This film is the definition of visual splendor. It has a simple aesthetic that completely immerses you in its world, the monochromatic palette laced with blood. It’s a classic story for a wuxia film, and director Yimou Zhang crafts it masterfully.

The film follows the kingdom of Pei after the loss of an important city to the rival Yang kingdom. The cowardly king of Pei demotes Commander Ziyu to commoner status after Ziyu challenges the king of Yang to a duel against the King’s will. But Ziyu has a secret weapon, a Shadow. A man named Jingzhou who looks just like him, who he sends to masquerade as him in the public eye while he recovers from the last battle. Ziyu plans to train Jingzhou for the duel, while having another general stripped of his role train convicts to retake the city.

There are all sorts of interesting character dynamics in this film, and that’s where the heart of it lies. The king’s sister refuses to be given away as a token of peace, Jingzhou begins to fall in love with Ziyu’s wife, and the wife herself has to choose between the shell her husband has become, and the man most like her husband now.

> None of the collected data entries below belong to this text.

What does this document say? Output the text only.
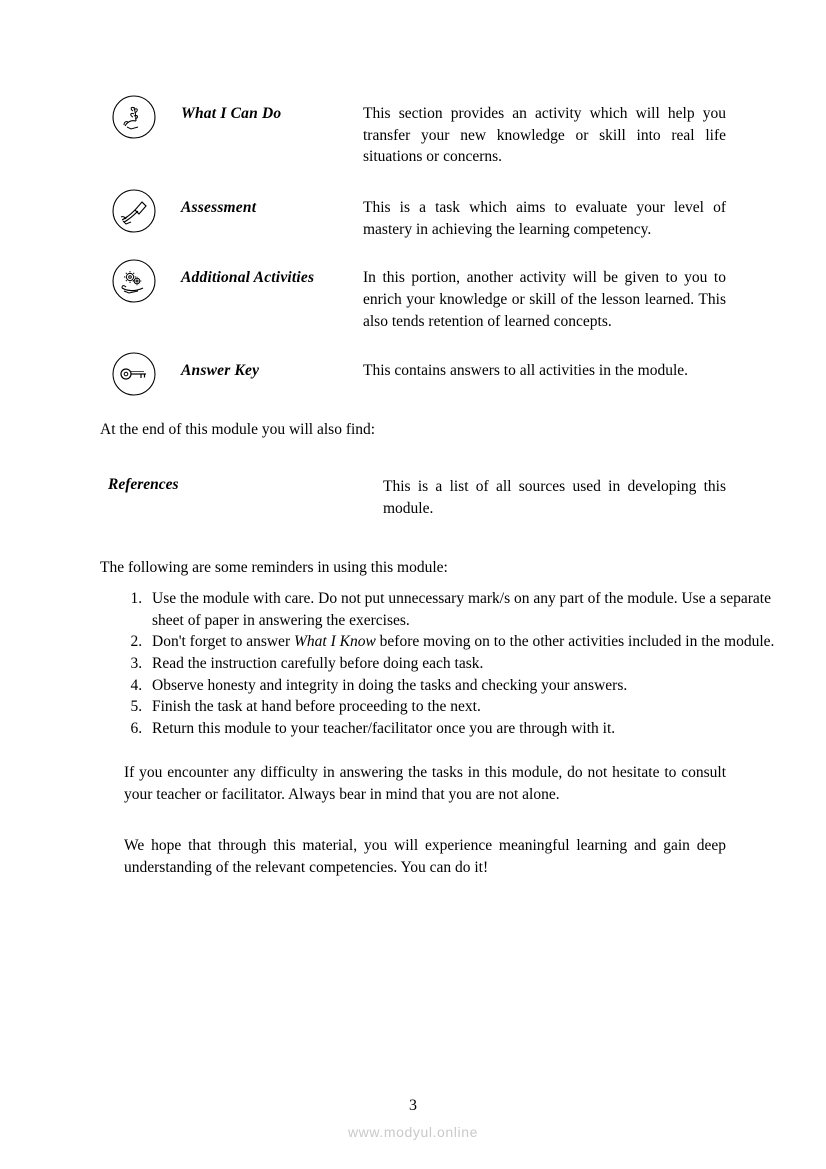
What I Can Do	This section provides an activity which will help you transfer your new knowledge or skill into real life situations or concerns.
Assessment	This is a task which aims to evaluate your level of mastery in achieving the learning competency.
Additional Activities	In this portion, another activity will be given to you to enrich your knowledge or skill of the lesson learned. This also tends retention of learned concepts.
Answer Key	This contains answers to all activities in the module.
At the end of this module you will also find:
References	This is a list of all sources used in developing this module.
The following are some reminders in using this module:
1. Use the module with care. Do not put unnecessary mark/s on any part of the module. Use a separate sheet of paper in answering the exercises.
2. Don't forget to answer What I Know before moving on to the other activities included in the module.
3. Read the instruction carefully before doing each task.
4. Observe honesty and integrity in doing the tasks and checking your answers.
5. Finish the task at hand before proceeding to the next.
6. Return this module to your teacher/facilitator once you are through with it.
If you encounter any difficulty in answering the tasks in this module, do not hesitate to consult your teacher or facilitator. Always bear in mind that you are not alone.
We hope that through this material, you will experience meaningful learning and gain deep understanding of the relevant competencies. You can do it!
3
www.modyul.online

Then there’s the action. The scenes of war as well as intimate duels are what movies of this kind are made for. It has to be seen to be believed, and I implore you to believe.

2. The Irishman

3. Once Upon a Time in Hollywood

4. Ad Astra

5. The Last Black Man in San Francisco

6. Doctor Sleep

7. Avengers: Endgame

8. Parasite

9. Dolemite is My Name

10. Fast Color


Reyzando Nawara:

1. Marriage Story

Falling in love with someone is one of the most wonderfully miraculous feelings that human beings experience; but more often than not people also fall out of love. This portrait of people falling out of love is not exactly uncommon anymore in films and television. Robert Brenton’s Kramer vs. Kramer, Sam Mendes’ Revolutionary Road and Ingmar Bergman’s Scenes from a Marriage are a few of the best films that explore this theme. This year, it is Noah Baumbach’s best film to date, Marriage Story, that becomes a new addition to that list. While it’s true that the story is loosely inspired by his own experience when he was going through a divorce with Jennifer Jason Leigh in 2013, Marriage Story is more than just a personal emblem, but rather a universal portrait of how painful it is to experience the end of a relationship and the feeling of loss that comes with it. The film also asks us to witness the fact that the technical messiness of a divorce system may be fully designed to make people who were once in love, detest and hurt each other for the sake of benefiting their legal case. Heartbreaking but never resorting to sentimentalism, Marriage Story will perforate your heart and leave you with an uneasy feeling of devastation when it ends. You’ll cry, you’ll laugh and you’ll cry some more.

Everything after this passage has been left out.